17 Dis-leur cette parole: Les larmes coulent de mes yeux nuit et jour, Et elles ne s’arrêtent pas; Car la vierge, fille de mon peuple, a été frappée d’un grand coup, D’une plaie très douloureuse.
“Onlara de ki, “‘Gözlerim gece gündüz Durmadan gözyaşı döksün, Çünkü erden kızım, halkım Ağır bir yara aldı, Ezici bir darbe yedi.
18 Si je vais dans les champs, voici des hommes que le glaive a percés; Si j’entre dans la ville, voici des êtres que consume la faim; Le prophète même et le sacrificateur parcourent le pays, Sans savoir où ils vont.
Kıra çıksam, kılıçtan geçirilenleri, Kente girsem, kıtlıktan kırılanları görüyorum. Olup bitenden habersiz peygamberlerle kâhinlerse Ülkeyi dolaşıp duruyorlar.’”
19 As-tu donc rejeté Juda, Et ton âme a-t-elle pris Sion en horreur? Pourquoi nous frappes-tu Sans qu’il y ait pour nous de guérison? Nous espérions la paix, et il n’arrive rien d’heureux, Un temps de guérison, et voici la terreur!
Yahuda'yı büsbütün mü reddettin? Siyon'dan tiksiniyor musun? Neden şifa bulmayacak kadar yaraladın bizi? Esenlik bekledik, iyilik gelmedi. Şifa umduk, yılgınlık bulduk.
20 Éternel, nous reconnaissons notre méchanceté, l’iniquité de nos pères; Car nous avons péché contre toi.
Yaptığımız kötülükleri, Atalarımızın suçlarını biliyoruz, ya RAB; Gerçekten sana karşı günah işledik.
21 A cause de ton nom, ne méprise pas, Ne déshonore pas le trône de ta gloire! N’oublie pas, ne romps pas ton alliance avec nous!
Adın uğruna bizi küçümseme, Görkemli tahtının hor görülmesine izin verme. Bizimle yaptığın antlaşmayı anımsa, Bozma onu.

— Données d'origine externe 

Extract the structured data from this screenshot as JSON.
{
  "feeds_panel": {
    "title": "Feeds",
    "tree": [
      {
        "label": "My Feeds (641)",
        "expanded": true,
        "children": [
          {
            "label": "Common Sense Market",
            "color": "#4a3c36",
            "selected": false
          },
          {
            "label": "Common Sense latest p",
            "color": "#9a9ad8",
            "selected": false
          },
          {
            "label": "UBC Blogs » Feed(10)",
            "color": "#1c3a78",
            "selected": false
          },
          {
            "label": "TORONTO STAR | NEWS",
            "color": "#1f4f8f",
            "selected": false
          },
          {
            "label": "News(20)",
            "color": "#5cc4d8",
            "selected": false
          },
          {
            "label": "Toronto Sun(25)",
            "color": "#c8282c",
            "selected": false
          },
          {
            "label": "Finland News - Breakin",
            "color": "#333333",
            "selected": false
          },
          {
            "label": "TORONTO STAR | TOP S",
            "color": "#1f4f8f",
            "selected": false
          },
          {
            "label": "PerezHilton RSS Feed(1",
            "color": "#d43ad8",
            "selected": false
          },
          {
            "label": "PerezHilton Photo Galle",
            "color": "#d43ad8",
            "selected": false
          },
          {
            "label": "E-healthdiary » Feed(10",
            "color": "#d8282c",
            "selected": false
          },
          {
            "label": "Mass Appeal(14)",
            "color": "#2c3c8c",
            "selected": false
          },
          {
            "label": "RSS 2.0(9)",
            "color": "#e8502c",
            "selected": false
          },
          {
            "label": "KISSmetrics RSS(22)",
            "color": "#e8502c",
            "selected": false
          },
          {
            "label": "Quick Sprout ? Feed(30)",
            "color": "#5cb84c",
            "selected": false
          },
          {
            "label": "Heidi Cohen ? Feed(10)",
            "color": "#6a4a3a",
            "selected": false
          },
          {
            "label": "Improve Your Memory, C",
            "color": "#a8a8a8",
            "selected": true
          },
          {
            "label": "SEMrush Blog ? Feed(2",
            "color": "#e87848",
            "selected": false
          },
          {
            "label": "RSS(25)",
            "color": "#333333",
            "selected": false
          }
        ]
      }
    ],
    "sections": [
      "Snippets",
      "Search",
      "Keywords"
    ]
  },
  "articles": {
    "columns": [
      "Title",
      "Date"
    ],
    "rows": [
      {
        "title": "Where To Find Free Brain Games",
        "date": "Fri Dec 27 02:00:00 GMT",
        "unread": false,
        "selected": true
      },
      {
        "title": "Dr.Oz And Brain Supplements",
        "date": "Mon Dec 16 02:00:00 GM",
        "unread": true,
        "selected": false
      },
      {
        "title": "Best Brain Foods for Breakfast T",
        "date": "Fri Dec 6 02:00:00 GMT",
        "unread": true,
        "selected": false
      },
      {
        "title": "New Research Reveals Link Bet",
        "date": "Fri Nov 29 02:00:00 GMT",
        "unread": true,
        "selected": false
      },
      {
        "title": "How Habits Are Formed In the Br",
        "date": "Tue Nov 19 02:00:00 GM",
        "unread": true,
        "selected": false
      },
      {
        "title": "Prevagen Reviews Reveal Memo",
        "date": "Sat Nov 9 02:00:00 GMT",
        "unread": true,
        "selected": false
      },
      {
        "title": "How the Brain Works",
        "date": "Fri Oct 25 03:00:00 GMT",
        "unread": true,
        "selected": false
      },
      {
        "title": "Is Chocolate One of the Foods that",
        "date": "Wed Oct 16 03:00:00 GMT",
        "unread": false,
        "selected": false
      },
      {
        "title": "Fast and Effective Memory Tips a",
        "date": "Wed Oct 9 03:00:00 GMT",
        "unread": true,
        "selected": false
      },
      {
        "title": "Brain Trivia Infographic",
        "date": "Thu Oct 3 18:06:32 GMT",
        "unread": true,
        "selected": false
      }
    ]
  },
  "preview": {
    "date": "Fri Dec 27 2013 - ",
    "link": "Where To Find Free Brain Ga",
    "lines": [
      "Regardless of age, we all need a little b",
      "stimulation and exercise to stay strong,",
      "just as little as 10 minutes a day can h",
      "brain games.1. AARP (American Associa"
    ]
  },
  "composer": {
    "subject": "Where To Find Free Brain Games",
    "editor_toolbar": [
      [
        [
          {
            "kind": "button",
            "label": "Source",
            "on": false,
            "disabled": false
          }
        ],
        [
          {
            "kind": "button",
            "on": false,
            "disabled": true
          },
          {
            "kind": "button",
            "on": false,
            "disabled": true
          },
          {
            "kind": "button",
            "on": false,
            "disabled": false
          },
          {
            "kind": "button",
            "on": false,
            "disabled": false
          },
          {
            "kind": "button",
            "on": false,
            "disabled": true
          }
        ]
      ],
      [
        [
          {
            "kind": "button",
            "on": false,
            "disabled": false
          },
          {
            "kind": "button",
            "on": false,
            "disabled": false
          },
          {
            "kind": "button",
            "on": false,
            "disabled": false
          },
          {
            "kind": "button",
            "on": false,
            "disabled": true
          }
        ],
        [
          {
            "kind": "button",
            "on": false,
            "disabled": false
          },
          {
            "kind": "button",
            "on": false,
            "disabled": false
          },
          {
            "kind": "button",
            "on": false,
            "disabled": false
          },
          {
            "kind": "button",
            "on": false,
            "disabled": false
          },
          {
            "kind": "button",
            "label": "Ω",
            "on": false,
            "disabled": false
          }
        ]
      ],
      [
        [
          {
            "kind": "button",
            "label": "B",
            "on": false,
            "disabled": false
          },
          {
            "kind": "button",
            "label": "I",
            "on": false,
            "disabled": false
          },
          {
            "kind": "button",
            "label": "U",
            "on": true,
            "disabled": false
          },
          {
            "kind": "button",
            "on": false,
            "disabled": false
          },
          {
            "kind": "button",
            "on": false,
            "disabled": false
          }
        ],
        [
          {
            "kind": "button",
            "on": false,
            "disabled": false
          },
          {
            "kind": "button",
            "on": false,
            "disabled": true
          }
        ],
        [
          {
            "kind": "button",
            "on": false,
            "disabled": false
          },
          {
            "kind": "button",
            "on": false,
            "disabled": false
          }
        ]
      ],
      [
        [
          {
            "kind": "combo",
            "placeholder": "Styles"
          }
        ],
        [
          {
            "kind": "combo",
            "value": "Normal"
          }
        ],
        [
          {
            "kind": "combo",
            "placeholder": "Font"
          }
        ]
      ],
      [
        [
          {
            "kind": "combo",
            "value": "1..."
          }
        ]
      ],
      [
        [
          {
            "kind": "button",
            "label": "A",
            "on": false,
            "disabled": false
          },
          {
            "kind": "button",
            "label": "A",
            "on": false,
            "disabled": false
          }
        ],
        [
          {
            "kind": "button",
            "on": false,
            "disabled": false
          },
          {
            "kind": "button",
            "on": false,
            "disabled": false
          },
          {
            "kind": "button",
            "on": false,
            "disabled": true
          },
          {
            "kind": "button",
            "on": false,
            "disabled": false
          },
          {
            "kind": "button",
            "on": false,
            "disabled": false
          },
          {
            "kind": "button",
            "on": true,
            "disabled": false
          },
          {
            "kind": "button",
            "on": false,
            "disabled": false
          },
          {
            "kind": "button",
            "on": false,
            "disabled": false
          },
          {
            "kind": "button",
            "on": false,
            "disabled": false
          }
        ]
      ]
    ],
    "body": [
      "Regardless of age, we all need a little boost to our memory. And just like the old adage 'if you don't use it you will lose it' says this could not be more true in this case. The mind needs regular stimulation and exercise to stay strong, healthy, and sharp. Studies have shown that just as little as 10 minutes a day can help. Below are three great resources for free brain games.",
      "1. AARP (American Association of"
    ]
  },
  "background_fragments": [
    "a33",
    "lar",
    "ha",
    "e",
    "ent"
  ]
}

22 Parmi les idoles des nations, en est-il qui fassent pleuvoir? Ou est-ce le ciel qui donne la pluie? N’est-ce pas toi, Éternel, notre Dieu? Nous espérons en toi, Car c’est toi qui as fait toutes ces choses.
Ulusların değersiz putlarından herhangi biri Yağmur yağdırabilir mi? Gökler kendiliğinden Sağanak yağdırabilir mi? Bunu yalnız sen yapabilirsin, Ya RAB Tanrımız. Umudumuz sende, Çünkü bütün bunları yapan sensin.